Some more information:
There is a function: $\pi(x) = \frac{x}{\ln(x)}$ function which takes an $x$ and roughly tells us how many primes there are below $x$. And so, for example, below $x = 10^7$ there are roughly $\frac{10^7}{\ln(10^7)} \approx 6.2 \cdot 10^5 \approx 6.2 \%$ primes.
And thus if we look on the numbers which do satisfy these conditions we are left with a few numbers – and then if we check for each permutation then we will have a greater chance of finding a prime.

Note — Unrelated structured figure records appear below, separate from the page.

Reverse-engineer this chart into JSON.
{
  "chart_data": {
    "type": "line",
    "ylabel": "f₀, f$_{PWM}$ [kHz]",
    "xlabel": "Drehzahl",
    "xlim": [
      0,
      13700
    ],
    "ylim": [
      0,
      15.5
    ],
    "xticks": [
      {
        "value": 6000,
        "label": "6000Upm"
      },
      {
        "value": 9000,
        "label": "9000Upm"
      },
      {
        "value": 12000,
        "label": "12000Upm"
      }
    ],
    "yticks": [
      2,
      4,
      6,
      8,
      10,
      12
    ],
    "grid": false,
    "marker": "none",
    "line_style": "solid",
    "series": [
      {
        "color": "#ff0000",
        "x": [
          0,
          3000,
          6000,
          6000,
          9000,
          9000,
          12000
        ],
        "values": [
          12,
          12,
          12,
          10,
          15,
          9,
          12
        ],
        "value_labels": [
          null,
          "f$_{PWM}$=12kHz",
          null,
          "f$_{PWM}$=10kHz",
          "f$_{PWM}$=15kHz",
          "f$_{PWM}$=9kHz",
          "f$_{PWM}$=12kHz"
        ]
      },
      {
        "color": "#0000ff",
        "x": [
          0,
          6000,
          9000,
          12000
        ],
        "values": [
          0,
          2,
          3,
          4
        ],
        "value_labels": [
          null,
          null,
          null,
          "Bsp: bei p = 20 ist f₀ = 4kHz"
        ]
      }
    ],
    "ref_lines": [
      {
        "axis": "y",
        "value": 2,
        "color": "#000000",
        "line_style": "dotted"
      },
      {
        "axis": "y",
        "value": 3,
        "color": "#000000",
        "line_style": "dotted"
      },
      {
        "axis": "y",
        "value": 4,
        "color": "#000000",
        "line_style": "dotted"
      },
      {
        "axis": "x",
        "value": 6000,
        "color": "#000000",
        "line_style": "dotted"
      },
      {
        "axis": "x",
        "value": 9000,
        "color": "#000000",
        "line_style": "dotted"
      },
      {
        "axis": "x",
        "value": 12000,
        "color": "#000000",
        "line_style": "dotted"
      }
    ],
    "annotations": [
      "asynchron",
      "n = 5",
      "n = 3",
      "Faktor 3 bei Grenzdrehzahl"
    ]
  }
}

BUT – This is only probability speaking, I wrote a slow program that lists all the numbers that are constructed using only $\{1,3,7,9\}$ and have at least $3$ distinct digits (from that set) and checked if they have a prime permutation, and for each number that is not divisible by $3$ , I found one. So does a number which satisfies these rules may not have a prime permutation? (Because it is probability speaking it doesn't mean such number could not exist..)
What is it good for?
I don't really know, it is just my cute little theory, I do not study mathematics in the academia (Studying engineering) But one thing I thought about, that if this conclusion is correct, then we will be able to find the biggest prime number in a very clever way, by just saying that $N = 137777777\dots 7777$ and because it satisfies these conditions ( has at least $3$ unique digits from the set $\{1,3,7,9\}$ and the sum of the digits are not divisible by $3$ (we will choose the number of $7$'s ($n$) such that $3 \nmid (1+3+7\cdot n)$ and thus this huge number will most certainty have a prime permutation.
Sorry for the huge post, I am really interested in prime numbers 🙂
Thank you very much!
Best Answer
Let's say you have an $n$-digit number with $a$ $1$'s, $b$ $3$'s, $c$ $7$'s and $d$ $9$'s. The number of permutations is $n!/(a! b! c! d!)$. Heuristically, unless there is a good reason for these not to be prime (e.g. if they are all divisible by $3$) each has probability on the order of $1/n$ of being prime. If the number of permutations is much larger than $n$, it is very likely that at least one of those is prime. For example, if there is one $1$, one $3$ and the rest are $7$, the number of permutations is $n!/(1! 1! (n-2)! 0!) = n(n-1)$ which is much larger than $n$ if $n$ is large. So I wouldn't be surprised if your conjecture is true; or if it is false, there is some fairly small example.
I don't understand your idea to "find the biggest prime number". Of course there is no "biggest prime number", but apart from that, even if we accept that there is some prime consisting of one $1$, one $3$ and, say, $10^6$ $7$'s, if we don't know which of the permutations it is we're not done. We'd still have to check a bunch of possibilities until we find one that's prime.